Ejemplo de colaboración entre institución es la participación en la procesión del alumnado de la Academia de Cabos y Guardias de la Guardia Civil, reflejada también en este cartel, que con su desfile cierran el cortejo procesional, entre el cariño de los baezanos y el aplauso de los visitantes.
También en esta obra se muestra la monumentalidad por la que discurre la procesión y es que, sin que necesiten nada más, las fachadas de las Casas Consistoriales Altas, del Seminario Conciliar de San Felipe Neri o el Palacio de Jabalquinto son un bello altar para albergar el paso de Cristo en esta solemnidad.

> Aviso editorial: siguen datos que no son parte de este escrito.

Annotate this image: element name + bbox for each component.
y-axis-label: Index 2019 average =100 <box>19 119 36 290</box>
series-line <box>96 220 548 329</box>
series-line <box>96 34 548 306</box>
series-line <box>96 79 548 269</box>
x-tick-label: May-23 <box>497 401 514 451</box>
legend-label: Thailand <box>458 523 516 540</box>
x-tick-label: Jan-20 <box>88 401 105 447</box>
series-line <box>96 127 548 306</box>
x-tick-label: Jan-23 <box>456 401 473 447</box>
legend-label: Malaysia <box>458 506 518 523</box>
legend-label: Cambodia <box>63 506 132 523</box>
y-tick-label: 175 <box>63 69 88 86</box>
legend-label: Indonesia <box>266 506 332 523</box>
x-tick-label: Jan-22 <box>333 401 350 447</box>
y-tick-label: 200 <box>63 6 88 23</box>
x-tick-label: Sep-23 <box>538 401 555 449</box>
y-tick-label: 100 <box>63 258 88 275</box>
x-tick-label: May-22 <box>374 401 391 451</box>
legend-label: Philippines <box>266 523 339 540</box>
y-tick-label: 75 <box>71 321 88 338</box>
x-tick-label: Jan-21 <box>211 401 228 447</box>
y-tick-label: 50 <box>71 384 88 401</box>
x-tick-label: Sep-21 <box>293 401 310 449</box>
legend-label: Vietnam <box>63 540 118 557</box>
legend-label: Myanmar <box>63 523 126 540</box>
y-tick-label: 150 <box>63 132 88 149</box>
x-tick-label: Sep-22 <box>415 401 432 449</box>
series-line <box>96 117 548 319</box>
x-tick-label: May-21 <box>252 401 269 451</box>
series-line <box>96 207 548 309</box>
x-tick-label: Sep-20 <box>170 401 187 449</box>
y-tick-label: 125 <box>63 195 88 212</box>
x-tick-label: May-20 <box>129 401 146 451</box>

Si cualquier día del año es un deleite contemplar estos edificios, y pasear por enclaves con tanto derroche a baezanía como las calles San Pablo o Sacramento, aún es más hermoso hacerlo entre aromas a juncia y romero en la “Noche de los altares” o en la mañana del “Día del Señor”.


Una de las características que imparten más personalidad a la celebración del Corpus Christi en Baeza son sus vísperas. Desde primera hora de la mañana del sábado, los baezanos decoran los escaparates, fachadas, portales y balcones del recorrido por el que transcurrirá la procesión al día siguiente. Con la llegada de la tarde, desde los más pequeños a los más grandes levantarán bellos altares que sumados a las coloridas alfombras que cubren los empedrados baezanos harán de Baeza un gran altar. Cuando la luna bañe los campos que rodean la ciudad, su corazón monumental será un hervidero de paisanos y visitantes que quedarán admirados ante tanta belleza, en su paseo por las calles en la denominada, popularmente, la “Noche de los altares”.
En la mencionada jornada nocturna no faltarán conciertos a cargo de las bandas, corales y colectivos musicales de la ciudad. También en estas vísperas baezanas, como en las principales ciudades de Corpus Christi, el Cristo del Amor, titular de la Cofradía de la Santa Cena, realizará su traslado hasta el altar que presidirá para engrandecer aún más el paso del Santísimo Sacramento. Altar que Narváez Moreno también ha querido recoger en el cartel de este año.
En definitiva, la Ciudad Patrimonio Mundial anuncia su Corpus Christi con una estampa en la que se muestran sus calles y plazas abarrotadas ante el paso del Santísimo Sacramento, portado por un centenar de jóvenes baezanos. Un Corpus Christi que no sería posible sin la implicación de toda una ciudad, que durante dos semanas celebra este día grande con múltiples cultos y actos. Un Corpus Christi que merece ser vivido a través de los baezanos.

Nota de prensa. Gabinete de comunicación Ayto. Baeza.